Fripp jednak po raz kolejny zaskoczył - tym razem największym novum
jest obecność skrzypiec kosztem instrumentów klawiszowych. Efekt jest
taki, że utwory brzmią bardzo hipnotyzująco. Krążek rozpoczyna się od
pierwszej części utworu tytułowej - mamy tutaj trochę podwalin pod
progmetal. King Crimson odszedł od typowej awangardy na rzecz nieco
bardziej "łamanych" dźwięków. Można więc nazwać to wydawnictwo
technicznym graniem, ale już nie jest ono surrealistyczne - bardziej
jest to kontrolowany chaos, w którym skrzypce zmiękczają progresywną
szorstkość całości. "Book Of Saturday" o krótka, ładnie zaśpiewana
miniaturka, w której niewiele się dzieje.
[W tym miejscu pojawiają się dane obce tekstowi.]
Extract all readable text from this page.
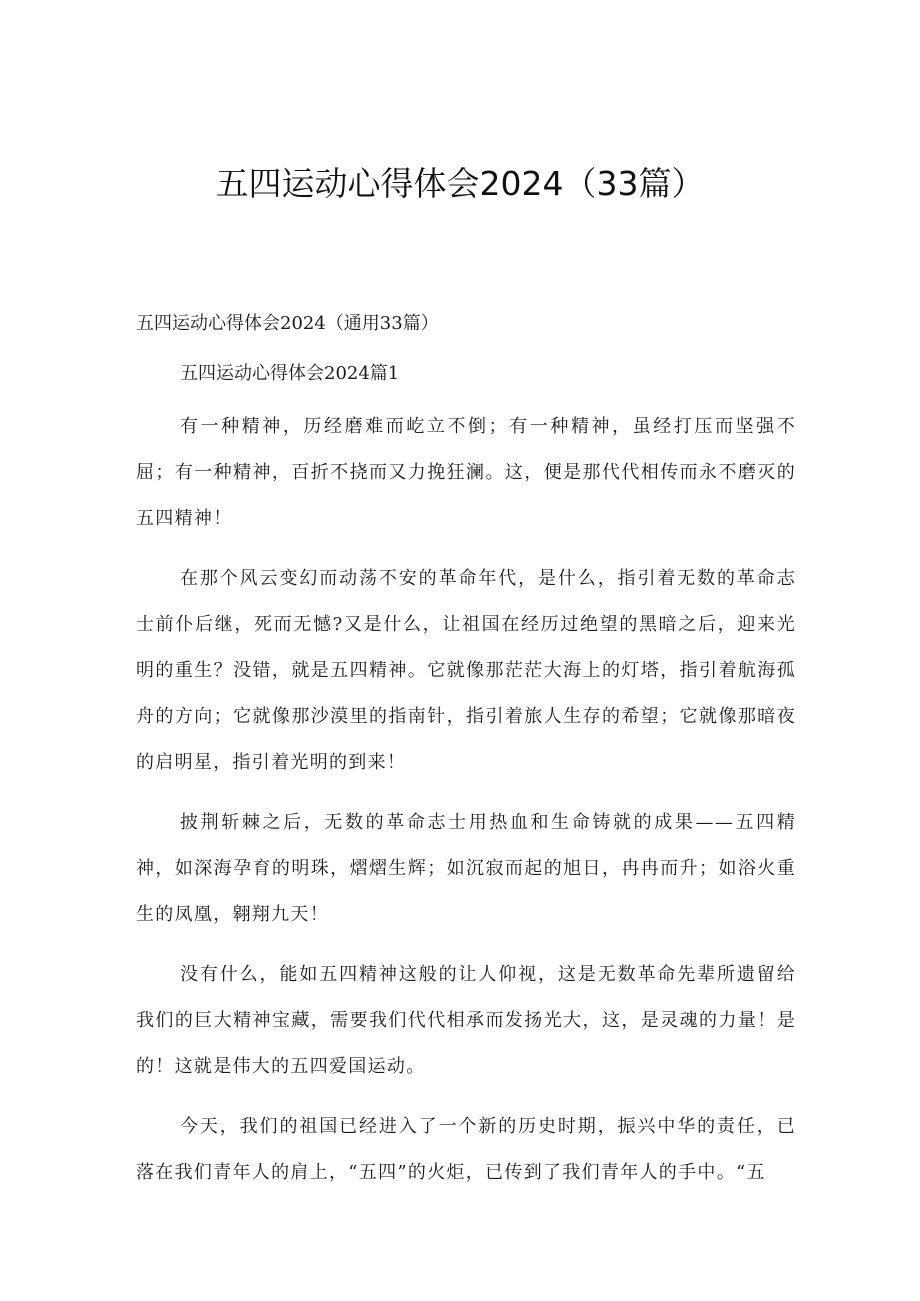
五四运动心得体会2024（33篇）
五四运动心得体会2024（通用33篇）
五四运动心得体会2024篇1

有一种精神，历经磨难而屹立不倒；有一种精神，虽经打压而坚强不屈；有一种精神，百折不挠而又力挽狂澜。这，便是那代代相传而永不磨灭的五四精神！

在那个风云变幻而动荡不安的革命年代，是什么，指引着无数的革命志士前仆后继，死而无憾?又是什么，让祖国在经历过绝望的黑暗之后，迎来光明的重生？没错，就是五四精神。它就像那茫茫大海上的灯塔，指引着航海孤舟的方向；它就像那沙漠里的指南针，指引着旅人生存的希望；它就像那暗夜的启明星，指引着光明的到来！

披荆斩棘之后，无数的革命志士用热血和生命铸就的成果——五四精神，如深海孕育的明珠，熠熠生辉；如沉寂而起的旭日，冉冉而升；如浴火重生的凤凰，翱翔九天！

没有什么，能如五四精神这般的让人仰视，这是无数革命先辈所遗留给我们的巨大精神宝藏，需要我们代代相承而发扬光大，这，是灵魂的力量！是的！这就是伟大的五四爱国运动。

今天，我们的祖国已经进入了一个新的历史时期，振兴中华的责任，已落在我们青年人的肩上，“五四”的火炬，已传到了我们青年人的手中。“五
O wiele ciekawszy jest
natomiast "Exiles" - zdecydowanie najlepszy i najbardziej liryczny
utwór na płycie, w którym skrzypce wygrywają piękną melodię do
akompaniamenty gitary akustycznej. Nie sposób przeoczyć także pięknego
cykania talerzy Utwór w pewnym sensie nawiązuje do legendarnego już "Epitaph" z debiutanckiego krążka i niewiele odstaje od niego poziomem. "Easy Money" to chóralnie odśpiewany numer, bardzo psychodeliczny,
kojarzący się z pierwsza płyta Pink Floyd. "The Talking Drum" jest
powoli rozwijającym się kawałkiem, w którym coraz bardziej do głosu
dochodza skrzypce wygrywające iście hinduską, hipnotyzującą melodią. W
ogóle ten utwór ma bardzo "bliskowschodniego" ducha. Na zakończenie
druga część utworu tytułowego, w którym pojawiają się cięższe riffy i
motywy, z których w przyszłości będą korzystać choćby Dream Theater czy
Sleepytime Gorilla Museum (na ostatniej ich płycie, motyw przewodni z "The Widening Eye" jest żywcem zerżnięty z drugiej części "Larks'…"). Nie ma więc wątpliwości, że po raz wtóry Fripp stworzył album bardzo różnorodny i po raz wtóry jest to album genialny, proponujący muzykę jakiej jeszcze nie było. Na "Larks'…" wszelkie kontrasty się zacierają. Może nie jest to muzyka, która pozwoli nam uciec w wyobraźnie, jak to było w przypadku "Lizard", ale na pewno jest to granie, które spowoduje, że mózg pozwija się w supełki, gdyż poziom instrumentalny jest po prostu kapitalny.
Tracklista:
01. Larks' Tongues In Aspic, Part 1
02. Book Of Saturday
03. Exiles
04. Easy Money
05. The Talking Drum
06. Larks' Tongues In Aspic, Part 2
Wydawca: DGA Records (1973)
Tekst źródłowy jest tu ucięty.